Now the tears she’d held in check spilled from her eyes, although through the dampness she was smiling.
‘Silly bird,’ she said, turning back to Will. ‘We’ve had him since he was a fledgling and we have no idea where he got the name Bruce, but no amount of patience on Dad’s part ever got him to say another name. He talks a lot of other rot, but he always comes back to Bruce.’
The galah was brushing his feathers against the tears as if to dry them up, and seeing the love between the pair made Will’s heart twist, but at least the bird had made it easier for Alex to step back into her childhood home.

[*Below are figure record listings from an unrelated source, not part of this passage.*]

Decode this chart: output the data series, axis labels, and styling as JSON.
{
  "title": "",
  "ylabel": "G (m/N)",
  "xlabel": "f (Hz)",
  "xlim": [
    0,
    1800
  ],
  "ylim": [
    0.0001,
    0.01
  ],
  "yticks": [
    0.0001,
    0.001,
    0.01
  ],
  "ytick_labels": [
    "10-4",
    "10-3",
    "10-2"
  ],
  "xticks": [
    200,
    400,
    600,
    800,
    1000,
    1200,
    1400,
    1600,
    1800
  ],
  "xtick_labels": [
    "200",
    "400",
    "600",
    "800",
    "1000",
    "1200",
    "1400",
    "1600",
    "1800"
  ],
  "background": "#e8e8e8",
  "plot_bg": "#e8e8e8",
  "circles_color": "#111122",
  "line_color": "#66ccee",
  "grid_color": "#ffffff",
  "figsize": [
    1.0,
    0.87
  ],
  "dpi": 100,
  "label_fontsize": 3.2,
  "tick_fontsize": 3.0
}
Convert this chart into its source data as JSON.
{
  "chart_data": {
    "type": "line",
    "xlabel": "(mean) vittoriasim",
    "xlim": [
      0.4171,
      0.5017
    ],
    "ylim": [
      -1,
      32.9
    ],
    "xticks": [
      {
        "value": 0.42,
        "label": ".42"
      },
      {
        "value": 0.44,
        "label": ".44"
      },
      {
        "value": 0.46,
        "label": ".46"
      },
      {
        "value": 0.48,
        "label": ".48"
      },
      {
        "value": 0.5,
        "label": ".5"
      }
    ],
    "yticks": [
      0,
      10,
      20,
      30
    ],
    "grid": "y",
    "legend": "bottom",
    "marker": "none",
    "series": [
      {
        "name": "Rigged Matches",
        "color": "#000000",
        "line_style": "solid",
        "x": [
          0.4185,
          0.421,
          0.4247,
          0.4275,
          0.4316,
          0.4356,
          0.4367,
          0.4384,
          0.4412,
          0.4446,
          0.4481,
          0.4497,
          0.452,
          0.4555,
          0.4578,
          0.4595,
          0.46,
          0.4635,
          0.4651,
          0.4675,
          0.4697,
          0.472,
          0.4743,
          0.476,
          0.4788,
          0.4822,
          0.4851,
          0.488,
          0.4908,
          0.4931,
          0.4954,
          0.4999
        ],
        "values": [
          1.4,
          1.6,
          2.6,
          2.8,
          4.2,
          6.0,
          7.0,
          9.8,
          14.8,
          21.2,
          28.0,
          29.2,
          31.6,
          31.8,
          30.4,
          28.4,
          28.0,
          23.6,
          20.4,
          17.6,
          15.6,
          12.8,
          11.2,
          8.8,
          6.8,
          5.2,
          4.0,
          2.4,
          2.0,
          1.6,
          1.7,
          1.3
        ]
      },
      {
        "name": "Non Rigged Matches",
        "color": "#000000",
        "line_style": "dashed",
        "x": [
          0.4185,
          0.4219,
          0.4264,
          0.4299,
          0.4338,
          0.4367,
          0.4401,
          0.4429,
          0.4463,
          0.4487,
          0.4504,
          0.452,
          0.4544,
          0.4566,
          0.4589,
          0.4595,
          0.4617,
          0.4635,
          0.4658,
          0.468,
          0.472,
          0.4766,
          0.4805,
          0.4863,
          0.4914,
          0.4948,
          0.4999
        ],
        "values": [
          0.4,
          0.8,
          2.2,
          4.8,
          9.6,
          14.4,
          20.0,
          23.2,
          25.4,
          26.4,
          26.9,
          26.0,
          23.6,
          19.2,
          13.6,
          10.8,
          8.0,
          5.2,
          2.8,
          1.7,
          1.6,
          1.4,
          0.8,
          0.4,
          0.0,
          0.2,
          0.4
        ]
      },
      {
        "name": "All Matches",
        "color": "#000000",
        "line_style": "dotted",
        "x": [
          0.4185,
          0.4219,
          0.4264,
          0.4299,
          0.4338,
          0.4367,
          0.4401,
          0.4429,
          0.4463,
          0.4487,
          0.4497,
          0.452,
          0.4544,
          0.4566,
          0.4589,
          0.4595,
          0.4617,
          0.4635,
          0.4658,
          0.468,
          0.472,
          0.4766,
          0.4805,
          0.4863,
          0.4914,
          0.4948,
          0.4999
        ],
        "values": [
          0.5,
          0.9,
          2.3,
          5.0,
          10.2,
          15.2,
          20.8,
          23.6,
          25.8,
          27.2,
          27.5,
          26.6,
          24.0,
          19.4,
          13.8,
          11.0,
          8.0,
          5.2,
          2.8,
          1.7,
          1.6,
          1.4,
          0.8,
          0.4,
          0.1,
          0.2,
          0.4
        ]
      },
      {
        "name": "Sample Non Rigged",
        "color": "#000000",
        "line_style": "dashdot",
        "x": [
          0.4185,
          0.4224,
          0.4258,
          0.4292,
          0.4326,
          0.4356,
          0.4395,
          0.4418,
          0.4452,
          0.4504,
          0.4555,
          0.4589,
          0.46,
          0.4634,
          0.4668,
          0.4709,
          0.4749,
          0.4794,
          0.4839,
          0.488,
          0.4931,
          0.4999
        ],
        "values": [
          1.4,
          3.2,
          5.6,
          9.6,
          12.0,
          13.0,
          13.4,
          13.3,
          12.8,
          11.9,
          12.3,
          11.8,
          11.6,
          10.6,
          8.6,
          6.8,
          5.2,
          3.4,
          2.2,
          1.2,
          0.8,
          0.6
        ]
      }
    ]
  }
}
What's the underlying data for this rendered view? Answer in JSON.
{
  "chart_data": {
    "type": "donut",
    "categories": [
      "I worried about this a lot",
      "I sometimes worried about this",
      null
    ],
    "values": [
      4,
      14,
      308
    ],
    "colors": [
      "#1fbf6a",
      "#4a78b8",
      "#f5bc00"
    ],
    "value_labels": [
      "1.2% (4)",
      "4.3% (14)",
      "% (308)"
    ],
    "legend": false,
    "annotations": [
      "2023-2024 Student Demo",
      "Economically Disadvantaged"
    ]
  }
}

She had found a tissue and finished the mopping up operations.
‘Thanks, Will, for everything,’ she said quietly. ‘Not only for now but for before, because that first year with the Armitages you were always around and so—so normal you helped me be normal too. I’ll be okay now I’m home—home with Buddy. I’ve left my luggage in the visitors’ room of the CCU, but I can collect it tomorrow. I imagine there’ll be a ton of forms to fill out and arrangements to be made.’
He was being dismissed in the nicest possible way and although he’d have liked to help her—to save her the pain of making arrangements for her father whatever they might be—he knew he had to go.
He touched her shoulder and, daring the bird to object, kissed her lightly on the cheek.